The Conference established the nautical date line and adopted an ideal form of the terrestrial time zone system for use at sea. It recommended that time changes required by changes of longitude be made in one-hour steps. This recommendation was adopted between 1920 and 1925 by all major fleets, including British, French and American. The rules applied to almost all naval ships and to many non-naval ships. Nevertheless, up to the Second World War, the old practice of keeping local apparent time prevailed on many independent merchant ships.
The nautical date line is implied but not explicitly drawn on time zone maps. It follows the 180° meridian except where it is interrupted by territorial waters adjacent to land, forming gaps: it is a pole-to-pole dashed line. Ships are required to adopt the standard time of a country when they are within its territorial waters, but must revert to international time zones (15° wide pole-to-pole gores) as soon as they leave territorial waters.
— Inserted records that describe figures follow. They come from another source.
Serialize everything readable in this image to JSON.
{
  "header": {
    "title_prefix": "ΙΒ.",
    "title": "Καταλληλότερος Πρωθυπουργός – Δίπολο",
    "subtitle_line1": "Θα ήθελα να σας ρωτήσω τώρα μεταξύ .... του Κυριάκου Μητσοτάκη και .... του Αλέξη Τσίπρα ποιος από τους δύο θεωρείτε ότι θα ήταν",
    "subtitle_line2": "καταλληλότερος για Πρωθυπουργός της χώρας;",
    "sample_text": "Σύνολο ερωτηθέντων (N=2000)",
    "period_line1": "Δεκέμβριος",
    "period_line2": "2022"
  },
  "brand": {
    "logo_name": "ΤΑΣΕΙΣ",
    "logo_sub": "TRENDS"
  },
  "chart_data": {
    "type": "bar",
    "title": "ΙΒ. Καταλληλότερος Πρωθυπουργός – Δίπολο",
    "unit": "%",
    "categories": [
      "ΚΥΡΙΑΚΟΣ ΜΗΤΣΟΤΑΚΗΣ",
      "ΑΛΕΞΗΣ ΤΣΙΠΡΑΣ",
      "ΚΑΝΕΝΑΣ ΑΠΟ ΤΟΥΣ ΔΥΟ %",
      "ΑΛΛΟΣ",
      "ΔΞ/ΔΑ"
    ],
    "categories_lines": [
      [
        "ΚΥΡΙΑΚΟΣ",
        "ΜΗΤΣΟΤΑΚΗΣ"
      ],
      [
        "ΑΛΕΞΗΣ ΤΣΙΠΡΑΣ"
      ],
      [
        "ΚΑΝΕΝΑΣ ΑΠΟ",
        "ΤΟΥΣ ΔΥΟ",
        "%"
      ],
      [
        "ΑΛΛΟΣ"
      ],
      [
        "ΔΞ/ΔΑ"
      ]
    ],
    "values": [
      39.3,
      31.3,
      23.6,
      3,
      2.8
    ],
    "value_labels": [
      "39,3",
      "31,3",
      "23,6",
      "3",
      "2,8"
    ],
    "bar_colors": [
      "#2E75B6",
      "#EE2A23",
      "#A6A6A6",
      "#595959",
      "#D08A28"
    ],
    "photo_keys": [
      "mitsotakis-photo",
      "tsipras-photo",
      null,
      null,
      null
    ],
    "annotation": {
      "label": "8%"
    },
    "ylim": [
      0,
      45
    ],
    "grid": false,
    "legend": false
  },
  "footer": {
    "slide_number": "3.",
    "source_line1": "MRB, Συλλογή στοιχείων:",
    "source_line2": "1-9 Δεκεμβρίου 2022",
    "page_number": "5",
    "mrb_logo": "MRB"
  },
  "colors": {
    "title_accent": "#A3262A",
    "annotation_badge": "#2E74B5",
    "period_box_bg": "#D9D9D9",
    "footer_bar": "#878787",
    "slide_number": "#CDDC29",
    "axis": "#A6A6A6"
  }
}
The 15° gore that is offset from GMT or UT1 (not UTC) by twelve hours is bisected by the nautical date line into two 7.5° gores that differ from GMT by ±12 hours.
In reality nautical time zones are used only for radio communication etc. Internally on the ship, e.g. for work and meal hours, the ship may use a suitable time of its own choosing. This includes fixed installations such as oil rigs. For example, the Norwegian Ekofisk oil rigs are located in international water at longitude 3°E but use Norwegian time.